La mise en place repose sur plusieurs étapes relativement simples pour les organisations disposant d’un abonnement Claude Team ou Enterprise.
- Connexion à Slack : Les administrateurs doivent d’abord connecter Claude à leur environnement Slack. Une fois cette étape réalisée, l’assistant peut être ajouté aux différents canaux souhaités.
- Définition des accès : Il s’agit probablement de l’étape la plus stratégique. Les responsables déterminent précisément quelles ressources Claude est autorisé à consulter : Outils CRM, dépôts de code, bases documentaires, systèmes internes et les plateformes métiers. Chaque équipe peut ainsi disposer d’un Claude spécialisé dans son domaine d’activité.

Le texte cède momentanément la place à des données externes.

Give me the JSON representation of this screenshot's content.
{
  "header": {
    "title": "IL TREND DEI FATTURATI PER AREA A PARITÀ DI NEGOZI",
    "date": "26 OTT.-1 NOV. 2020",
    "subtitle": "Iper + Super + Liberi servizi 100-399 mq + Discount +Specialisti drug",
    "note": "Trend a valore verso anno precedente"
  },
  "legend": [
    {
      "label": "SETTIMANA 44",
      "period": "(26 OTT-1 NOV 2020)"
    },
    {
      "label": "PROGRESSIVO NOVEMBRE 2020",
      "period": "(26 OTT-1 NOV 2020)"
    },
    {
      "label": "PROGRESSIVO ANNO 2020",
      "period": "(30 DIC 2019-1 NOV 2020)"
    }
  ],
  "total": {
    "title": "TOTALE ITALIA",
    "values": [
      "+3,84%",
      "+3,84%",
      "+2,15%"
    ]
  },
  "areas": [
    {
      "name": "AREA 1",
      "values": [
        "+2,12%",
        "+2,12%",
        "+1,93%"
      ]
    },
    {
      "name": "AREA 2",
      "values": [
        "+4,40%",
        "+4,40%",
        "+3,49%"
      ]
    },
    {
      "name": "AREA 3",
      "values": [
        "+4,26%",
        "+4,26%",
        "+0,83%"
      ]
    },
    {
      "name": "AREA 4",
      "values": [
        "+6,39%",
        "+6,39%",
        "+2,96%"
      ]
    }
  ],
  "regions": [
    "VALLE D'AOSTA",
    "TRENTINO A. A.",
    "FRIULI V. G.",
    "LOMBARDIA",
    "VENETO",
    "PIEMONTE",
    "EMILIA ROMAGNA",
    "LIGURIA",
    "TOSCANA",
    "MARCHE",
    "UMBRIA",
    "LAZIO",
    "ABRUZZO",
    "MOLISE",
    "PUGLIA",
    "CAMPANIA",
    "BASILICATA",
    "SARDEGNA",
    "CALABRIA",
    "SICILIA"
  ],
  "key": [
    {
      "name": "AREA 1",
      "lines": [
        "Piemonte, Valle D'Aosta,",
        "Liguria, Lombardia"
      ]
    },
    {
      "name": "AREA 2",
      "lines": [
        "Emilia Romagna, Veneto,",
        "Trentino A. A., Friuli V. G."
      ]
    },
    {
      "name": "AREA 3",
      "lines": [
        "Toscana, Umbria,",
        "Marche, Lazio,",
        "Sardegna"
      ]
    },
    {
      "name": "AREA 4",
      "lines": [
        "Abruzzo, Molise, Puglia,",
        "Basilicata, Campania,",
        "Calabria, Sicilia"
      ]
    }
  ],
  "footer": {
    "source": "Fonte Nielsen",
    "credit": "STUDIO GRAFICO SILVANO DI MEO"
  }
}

- Contrôle des coûts : Anthropic permet également de définir des plafonds de consommation mensuels, des limites par canal et des budgets spécifiques par équipe. Une manière de garder le contrôle sur les dépenses liées à l’utilisation de l’IA.
- Déploiement progressif : L’entreprise recommande enfin de tester Claude dans un canal privé avant de l’ouvrir à l’ensemble des collaborateurs. Cette phase permet de vérifier les autorisations, les flux de travail et les comportements de l’assistant.
Un simple @Claude pour lancer une mission
Une fois configuré, le fonctionnement devient particulièrement simple. Les collaborateurs peuvent solliciter l’assistant directement dans une conversation Slack via une mention. Par exemple : analyse de données, génération de rapports, relecture de code, investigation d’incidents ou encore recherche documentaire.
Claude décompose ensuite la tâche en plusieurs étapes, utilise les outils auxquels il a accès et publie ses résultats directement dans le fil de discussion.
Une IA capable d’être proactive
C’est probablement la fonctionnalité la plus ambitieuse de Claude Tag. Contrairement à la plupart des assistants actuels, Claude n’est pas nécessairement condamné à attendre une instruction.
Anthropic propose un mode optionnel dit « ambient ». Dans cette configuration, l’IA peut surveiller certains canaux, détecter des problèmes non résolus, identifier des tâches bloquées, signaler des informations pertinentes ou encore relancer certains sujets en attente. L’assistant commence alors à adopter un comportement beaucoup plus proche de celui d’un membre actif de l’équipe.
Une évolution qui pourrait séduire certains utilisateurs… et en inquiéter d’autres déjà saturés par les notifications Slack.
Vers une nouvelle génération d’outils collaboratifs
Avec Claude Tag, Anthropic participe à une transformation plus profonde du rôle de l’intelligence artificielle dans l’entreprise. Jusqu’à présent, les assistants IA fonctionnaient essentiellement comme des moteurs de recherche conversationnels. Ils répondaient aux demandes lorsqu’on les sollicitait.
La nouvelle génération cherche à aller plus loin. L’IA devient progressivement un collaborateur, un coordinateur, un assistant opérationnel et une mémoire collective. Cette évolution rapproche les modèles d’intelligence artificielle des outils collaboratifs plutôt que des simples interfaces conversationnelles.
Le futur de l’IA au travail se joue dans les flux existants

Claude Tag illustre parfaitement une tendance émergente du marché. Les entreprises ne cherchent plus seulement à ajouter une IA à leur environnement numérique. Elles souhaitent intégrer cette intelligence directement dans les outils déjà utilisés quotidiennement.
Slack devient ainsi un terrain d’expérimentation idéal.
Si cette vision s’impose, l’avenir de l’IA professionnelle ne passera peut-être plus par des applications distinctes, mais par des assistants intégrés au cœur même des espaces de travail. Et dans ce futur proche, le réflexe ne sera peut-être plus d’ouvrir une fenêtre ChatGPT ou Claude.
Il suffira simplement de taper : @Claude.